Air pollution is harmful to human health. Power plants and industrial processes are responsible for the emission of sulphur dioxide and nitrogen oxide. Such pollutants can be oxidized by oxidants such as ozone and hydroxyl radicals to form acidic aerosols, which are proven to cause lung damage and are linked to higher mortality rate in humans. Those acidic aerosols of sizes below 100 nanometres are considered acidic ultrafine particles (AUFPs), and on top of health concerns, they also have implications on climate and visibility. That being said, researches on AUFPs have been difficult and few and far between, because these particles are so small and light that there has not been any effective way to measure their concentration in air. In light of this, Prof. Hai Guo, Department of Civil and Environmental Engineering, led a research team to develop the Atmospheric Acidic Ultrafine Particle Measuring Device, providing accurate reading of airborne AUFP concentration, laying a solid foundation for further research on their effects on climate and human health.
Lack of AUFPs related health standards
Apart from adverse health effects, AUFPs also account for low visibility and may probably affect the climate system. They are so small and light that they suspend in the air to be the seeds for water to adhere to. Worse still, their acidic nature actually makes them attract water more readily. After the particles are covered in water, they tend to scatter light like fog, impairing visibility. Despite the health and climatic implications of AUFPs, there is not an established health standard for AUFPs so far. It is because there has not been a reliable and accurate way to measure airborne AUFP concentration. “That’s why, as the first step, we need to develop a measuring device for AUFPs, so that there is a consistent standard for researchers to build more data, before they can find out the relationship between AUFPs and human health or climate. In other words, our invention is the foundation and the beginning of a new stream of research,” said Prof. Guo.
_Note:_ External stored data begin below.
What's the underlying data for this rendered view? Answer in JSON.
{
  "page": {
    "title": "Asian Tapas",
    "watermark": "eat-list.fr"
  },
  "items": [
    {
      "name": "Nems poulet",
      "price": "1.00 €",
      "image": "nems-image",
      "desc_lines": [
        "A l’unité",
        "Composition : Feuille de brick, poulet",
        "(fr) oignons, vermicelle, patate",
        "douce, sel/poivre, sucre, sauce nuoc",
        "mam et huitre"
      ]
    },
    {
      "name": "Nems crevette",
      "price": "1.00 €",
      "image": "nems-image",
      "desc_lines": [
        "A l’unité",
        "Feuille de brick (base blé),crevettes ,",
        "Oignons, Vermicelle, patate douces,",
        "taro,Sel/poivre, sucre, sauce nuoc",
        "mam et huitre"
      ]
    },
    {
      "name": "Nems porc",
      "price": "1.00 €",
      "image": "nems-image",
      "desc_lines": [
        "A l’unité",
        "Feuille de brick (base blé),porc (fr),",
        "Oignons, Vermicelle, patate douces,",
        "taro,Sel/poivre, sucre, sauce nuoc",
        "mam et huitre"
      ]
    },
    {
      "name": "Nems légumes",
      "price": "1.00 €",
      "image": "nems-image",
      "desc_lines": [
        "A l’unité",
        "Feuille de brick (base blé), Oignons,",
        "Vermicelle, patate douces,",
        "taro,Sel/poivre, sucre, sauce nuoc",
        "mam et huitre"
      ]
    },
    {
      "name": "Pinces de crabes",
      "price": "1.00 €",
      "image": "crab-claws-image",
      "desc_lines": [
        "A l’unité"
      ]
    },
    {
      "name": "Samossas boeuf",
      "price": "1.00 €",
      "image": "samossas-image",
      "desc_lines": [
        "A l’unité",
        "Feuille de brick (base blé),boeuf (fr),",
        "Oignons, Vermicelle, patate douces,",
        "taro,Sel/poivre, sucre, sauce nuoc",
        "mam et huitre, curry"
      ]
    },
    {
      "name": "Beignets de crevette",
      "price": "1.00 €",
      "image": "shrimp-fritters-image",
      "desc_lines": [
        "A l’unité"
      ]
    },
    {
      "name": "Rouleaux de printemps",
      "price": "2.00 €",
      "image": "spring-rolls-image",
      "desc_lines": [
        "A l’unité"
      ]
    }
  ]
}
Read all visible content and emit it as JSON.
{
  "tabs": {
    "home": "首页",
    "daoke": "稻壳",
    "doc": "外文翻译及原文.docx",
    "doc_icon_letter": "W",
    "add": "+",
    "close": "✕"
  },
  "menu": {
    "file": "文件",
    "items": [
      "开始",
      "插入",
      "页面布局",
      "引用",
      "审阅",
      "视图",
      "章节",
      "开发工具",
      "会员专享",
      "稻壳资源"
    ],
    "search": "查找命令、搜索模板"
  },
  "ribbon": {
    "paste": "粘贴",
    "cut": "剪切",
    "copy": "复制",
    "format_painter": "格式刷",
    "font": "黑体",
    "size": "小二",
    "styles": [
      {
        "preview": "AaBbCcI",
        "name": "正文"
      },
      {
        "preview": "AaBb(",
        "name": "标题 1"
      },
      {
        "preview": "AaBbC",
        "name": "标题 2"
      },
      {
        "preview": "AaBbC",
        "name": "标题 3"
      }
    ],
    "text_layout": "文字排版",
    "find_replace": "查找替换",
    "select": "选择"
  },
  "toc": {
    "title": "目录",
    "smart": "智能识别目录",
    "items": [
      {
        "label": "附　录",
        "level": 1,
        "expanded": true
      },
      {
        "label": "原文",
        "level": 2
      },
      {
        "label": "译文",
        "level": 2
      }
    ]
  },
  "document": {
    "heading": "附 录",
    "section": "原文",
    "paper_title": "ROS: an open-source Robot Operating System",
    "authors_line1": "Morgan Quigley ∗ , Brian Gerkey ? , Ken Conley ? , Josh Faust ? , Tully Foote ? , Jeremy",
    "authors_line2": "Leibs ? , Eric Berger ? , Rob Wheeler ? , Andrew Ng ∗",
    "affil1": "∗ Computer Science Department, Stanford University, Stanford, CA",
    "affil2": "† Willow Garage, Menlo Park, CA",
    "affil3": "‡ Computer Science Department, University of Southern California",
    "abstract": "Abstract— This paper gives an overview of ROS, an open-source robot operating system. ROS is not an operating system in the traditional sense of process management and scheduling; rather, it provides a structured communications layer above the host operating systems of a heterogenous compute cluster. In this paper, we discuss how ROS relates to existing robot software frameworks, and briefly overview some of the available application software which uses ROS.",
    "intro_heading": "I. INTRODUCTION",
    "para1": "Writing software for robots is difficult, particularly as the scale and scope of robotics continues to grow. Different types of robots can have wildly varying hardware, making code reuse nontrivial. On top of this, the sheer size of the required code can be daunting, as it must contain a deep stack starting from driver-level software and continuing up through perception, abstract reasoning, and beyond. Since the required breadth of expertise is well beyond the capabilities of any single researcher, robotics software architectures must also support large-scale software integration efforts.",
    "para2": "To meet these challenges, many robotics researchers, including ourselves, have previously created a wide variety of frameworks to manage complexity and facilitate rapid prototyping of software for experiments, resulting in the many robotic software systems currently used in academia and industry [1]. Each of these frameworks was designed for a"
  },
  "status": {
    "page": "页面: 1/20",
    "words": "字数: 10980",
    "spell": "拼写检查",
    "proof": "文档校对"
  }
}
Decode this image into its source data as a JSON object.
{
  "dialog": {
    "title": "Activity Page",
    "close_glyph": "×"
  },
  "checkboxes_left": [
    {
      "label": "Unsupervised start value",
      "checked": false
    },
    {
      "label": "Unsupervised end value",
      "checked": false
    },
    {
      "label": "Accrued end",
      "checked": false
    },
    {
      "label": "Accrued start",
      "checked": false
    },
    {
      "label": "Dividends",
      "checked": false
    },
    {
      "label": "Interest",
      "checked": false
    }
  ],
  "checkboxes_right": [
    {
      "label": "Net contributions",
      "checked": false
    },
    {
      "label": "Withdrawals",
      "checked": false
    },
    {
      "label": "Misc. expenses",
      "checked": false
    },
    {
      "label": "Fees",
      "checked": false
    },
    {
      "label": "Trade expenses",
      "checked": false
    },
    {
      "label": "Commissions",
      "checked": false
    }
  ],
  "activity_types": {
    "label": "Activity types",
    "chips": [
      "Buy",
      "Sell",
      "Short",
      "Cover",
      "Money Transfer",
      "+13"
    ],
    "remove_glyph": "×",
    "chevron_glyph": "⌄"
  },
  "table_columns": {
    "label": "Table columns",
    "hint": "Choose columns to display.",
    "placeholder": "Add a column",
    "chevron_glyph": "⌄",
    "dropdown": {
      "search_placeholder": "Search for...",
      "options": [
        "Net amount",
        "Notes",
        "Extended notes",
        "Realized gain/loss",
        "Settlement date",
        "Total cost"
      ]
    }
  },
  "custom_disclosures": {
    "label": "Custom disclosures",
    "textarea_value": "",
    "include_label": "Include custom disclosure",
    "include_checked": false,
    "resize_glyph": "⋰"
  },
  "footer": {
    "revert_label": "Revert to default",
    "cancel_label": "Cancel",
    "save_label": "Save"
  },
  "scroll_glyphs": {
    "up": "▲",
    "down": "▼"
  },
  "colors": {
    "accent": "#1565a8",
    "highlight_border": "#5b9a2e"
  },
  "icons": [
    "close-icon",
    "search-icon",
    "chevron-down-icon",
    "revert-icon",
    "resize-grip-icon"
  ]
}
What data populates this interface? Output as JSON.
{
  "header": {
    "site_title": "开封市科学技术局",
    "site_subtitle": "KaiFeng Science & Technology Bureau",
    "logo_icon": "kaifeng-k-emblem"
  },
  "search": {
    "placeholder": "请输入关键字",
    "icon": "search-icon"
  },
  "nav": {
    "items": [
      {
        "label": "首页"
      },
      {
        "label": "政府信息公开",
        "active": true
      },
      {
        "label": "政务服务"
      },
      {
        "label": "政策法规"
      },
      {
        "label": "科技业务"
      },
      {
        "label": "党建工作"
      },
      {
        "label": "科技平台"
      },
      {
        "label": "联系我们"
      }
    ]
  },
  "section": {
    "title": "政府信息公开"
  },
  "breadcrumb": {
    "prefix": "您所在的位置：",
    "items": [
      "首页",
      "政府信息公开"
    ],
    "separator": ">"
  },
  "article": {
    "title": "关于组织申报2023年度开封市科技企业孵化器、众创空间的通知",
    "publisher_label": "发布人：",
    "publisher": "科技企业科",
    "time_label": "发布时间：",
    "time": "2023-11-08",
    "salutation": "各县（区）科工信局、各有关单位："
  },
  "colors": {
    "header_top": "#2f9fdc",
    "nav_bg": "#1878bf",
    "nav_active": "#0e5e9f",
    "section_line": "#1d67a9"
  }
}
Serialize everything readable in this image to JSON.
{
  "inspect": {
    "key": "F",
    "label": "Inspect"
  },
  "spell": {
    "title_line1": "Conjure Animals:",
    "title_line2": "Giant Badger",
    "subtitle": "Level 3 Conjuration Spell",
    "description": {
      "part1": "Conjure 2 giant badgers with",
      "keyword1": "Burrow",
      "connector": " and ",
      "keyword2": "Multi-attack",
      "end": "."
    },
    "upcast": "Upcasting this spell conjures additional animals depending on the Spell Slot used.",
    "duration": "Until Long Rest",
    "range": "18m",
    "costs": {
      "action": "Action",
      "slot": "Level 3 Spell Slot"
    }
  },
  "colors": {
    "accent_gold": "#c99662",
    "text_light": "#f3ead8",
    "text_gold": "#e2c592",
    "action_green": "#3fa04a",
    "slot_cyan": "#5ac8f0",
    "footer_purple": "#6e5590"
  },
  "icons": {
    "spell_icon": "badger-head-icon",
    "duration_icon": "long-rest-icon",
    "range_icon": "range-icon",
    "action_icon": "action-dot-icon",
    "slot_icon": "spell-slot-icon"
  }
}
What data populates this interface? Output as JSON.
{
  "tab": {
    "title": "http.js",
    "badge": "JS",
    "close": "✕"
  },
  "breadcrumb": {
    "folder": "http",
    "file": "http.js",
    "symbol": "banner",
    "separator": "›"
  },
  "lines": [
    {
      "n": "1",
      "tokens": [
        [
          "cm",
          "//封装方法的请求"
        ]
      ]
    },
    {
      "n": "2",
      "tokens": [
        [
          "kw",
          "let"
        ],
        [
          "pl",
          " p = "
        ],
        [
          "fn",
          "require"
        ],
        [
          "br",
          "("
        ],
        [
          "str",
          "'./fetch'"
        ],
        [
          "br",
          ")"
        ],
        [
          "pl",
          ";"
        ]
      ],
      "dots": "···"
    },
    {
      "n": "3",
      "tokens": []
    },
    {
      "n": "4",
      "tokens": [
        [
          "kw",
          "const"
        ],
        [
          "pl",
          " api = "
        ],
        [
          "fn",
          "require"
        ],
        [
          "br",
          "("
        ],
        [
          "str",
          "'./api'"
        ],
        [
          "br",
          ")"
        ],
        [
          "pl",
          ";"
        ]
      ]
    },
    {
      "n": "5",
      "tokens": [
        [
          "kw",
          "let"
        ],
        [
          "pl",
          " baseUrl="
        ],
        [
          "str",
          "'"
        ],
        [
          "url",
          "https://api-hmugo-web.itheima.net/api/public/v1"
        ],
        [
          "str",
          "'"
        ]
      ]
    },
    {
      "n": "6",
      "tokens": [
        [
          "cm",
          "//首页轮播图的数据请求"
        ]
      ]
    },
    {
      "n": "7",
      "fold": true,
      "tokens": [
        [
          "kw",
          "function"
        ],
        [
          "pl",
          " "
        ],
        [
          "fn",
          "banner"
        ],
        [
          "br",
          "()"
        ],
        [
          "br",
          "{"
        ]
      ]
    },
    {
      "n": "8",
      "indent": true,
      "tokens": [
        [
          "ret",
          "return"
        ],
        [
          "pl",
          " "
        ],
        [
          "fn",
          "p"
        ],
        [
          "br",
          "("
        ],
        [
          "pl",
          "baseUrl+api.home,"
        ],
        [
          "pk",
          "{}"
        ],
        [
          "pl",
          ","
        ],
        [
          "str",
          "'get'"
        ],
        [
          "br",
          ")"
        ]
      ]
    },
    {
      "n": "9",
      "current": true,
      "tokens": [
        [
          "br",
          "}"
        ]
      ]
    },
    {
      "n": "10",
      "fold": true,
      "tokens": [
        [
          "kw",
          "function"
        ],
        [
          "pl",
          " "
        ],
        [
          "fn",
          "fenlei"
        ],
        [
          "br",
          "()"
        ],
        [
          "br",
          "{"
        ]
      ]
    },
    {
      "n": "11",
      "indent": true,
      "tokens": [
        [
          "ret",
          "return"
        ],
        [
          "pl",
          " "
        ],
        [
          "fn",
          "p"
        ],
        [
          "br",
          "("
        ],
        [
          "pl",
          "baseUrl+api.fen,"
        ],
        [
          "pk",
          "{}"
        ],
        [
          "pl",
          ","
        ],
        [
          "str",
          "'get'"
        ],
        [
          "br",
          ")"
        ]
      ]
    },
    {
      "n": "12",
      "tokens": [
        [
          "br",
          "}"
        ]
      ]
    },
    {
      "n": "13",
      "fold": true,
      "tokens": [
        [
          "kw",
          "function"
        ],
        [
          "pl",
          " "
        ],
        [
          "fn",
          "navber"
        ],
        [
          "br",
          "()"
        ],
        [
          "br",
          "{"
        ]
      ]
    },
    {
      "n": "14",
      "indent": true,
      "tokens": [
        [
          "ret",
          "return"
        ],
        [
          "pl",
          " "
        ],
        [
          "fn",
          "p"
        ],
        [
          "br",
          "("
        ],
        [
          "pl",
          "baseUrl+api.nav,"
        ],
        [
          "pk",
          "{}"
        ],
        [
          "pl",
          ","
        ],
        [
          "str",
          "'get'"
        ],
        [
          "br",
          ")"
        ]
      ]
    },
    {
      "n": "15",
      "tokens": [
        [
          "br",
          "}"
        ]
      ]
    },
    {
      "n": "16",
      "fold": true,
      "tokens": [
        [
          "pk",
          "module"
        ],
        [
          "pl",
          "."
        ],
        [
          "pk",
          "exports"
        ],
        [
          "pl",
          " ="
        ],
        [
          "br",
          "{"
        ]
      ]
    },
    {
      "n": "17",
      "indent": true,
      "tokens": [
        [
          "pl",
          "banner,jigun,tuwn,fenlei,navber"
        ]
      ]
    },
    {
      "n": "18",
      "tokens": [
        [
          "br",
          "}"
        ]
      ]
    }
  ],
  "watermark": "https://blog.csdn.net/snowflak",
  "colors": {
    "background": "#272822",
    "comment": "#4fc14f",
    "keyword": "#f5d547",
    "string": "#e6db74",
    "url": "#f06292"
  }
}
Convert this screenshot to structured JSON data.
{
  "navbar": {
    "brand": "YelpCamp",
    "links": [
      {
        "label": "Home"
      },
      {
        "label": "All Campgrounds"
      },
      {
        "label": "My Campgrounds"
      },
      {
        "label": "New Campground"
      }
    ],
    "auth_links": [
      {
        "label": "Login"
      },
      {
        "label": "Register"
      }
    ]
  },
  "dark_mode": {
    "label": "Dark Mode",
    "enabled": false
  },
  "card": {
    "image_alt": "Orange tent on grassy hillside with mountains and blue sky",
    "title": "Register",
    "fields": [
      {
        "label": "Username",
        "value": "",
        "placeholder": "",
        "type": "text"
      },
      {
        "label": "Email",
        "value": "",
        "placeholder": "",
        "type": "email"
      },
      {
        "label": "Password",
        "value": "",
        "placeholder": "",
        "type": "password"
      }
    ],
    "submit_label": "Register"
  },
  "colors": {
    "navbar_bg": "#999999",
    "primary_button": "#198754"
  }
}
Atmospheric AUFP measuring device
The device that the team developed has three components: a diffusion sampler, a light pump and quartz crystal microbalance (QCM) detectors. The QCM detectors are located inside the diffusion sampler. When the light pump draws air slowly through the diffusion sampler at an even flow rate, maximum amount of ultrafine particles are collected on the detectors. “You may think of the QCM detector as a very sensitive scale that can measure the mass of nano-scale particles. Inside a detector, the quartz crystal oscillator gives a signal of very precise frequency. When a particle hits the detector, the frequency would change. The change in frequency can be calibrated to tell the weight of each particle,” explained Prof. Guo. The total change in frequency and hence the change in mass are noted to determine the total amount of particles collected.
In order to single out the AUFPs from other non-acidic ultrafine particles, the team coated the QCM detectors with a metal nano-film so that acidic particles, not non-acidic ones, will bond firmly with the detectors. Then the non-acidic particles are removed from the detectors with ultrasonics and an organic solvent. The changes in mass on the detectors are measured again. The remaining mass will tell the concentration of AUFPs.
In November 2019, the Atmospheric Acidic Ultrafine Particle Measuring Device won a gold medal and a special merit award at the 71st International Trade Fair for Ideas, Inventions & New Products (iENA) in Nuremberg, Germany.